Standing, she shrugged out of her yellow and black parka and shook the melting snow free with efficient snaps of the wrist. She spread the coat out flat near the fire to dry, dropping her ski mask alongside. Behind her, the mouth of the cave was an opaque sheet of swirling dark, as if they’d been sucked into a black hole. Just the two of them. And her dog.

And her survival knife, which he’d noticed she never once let out of reach.

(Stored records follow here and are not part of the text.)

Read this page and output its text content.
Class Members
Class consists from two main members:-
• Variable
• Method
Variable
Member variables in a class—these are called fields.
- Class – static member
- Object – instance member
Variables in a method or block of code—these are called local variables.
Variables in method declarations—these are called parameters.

She tugged a long braid from the bib of her snow pants. Now that he looked closer, she was younger than he’d initially thought, somewhere in her twenties. Younger than his own twenty-eight. The thick snow and her confidence in such an extreme setting must have led him to jump to conclusions. The wrong ones.

He’d expected her to be tougher, more muscular, rather than a thin and wiry gymnast sort. Her face was pale and narrow with creamy skin and a full mouth that didn’t need lipstick to draw his attention. The dim firelight glinted off a long, sapphire blue streak through her brown hair.

Not what he’d expected at all.

“My name’s Wade.” And he should start ditching his gear to dry too. Should. Would. Soon.

“Hi, Wade.”

“And you are?” he asked. Not that she answered. She just kept her back to him as she unzipped her black snow pants, revealing… a hot pink wind suit? Now that was another surprise.

He shrugged out of his parka and draped it over his survival pack. “I thought we should at least know each other’s names before we strip out of these wet clothes.”

“I promise not to so much as peek.” She peeled the outer gear past her bulky boots.

Holy crap, those legs of hers went on forever and ever. He looked away. “Just trying to make some chitchat to pass the time.”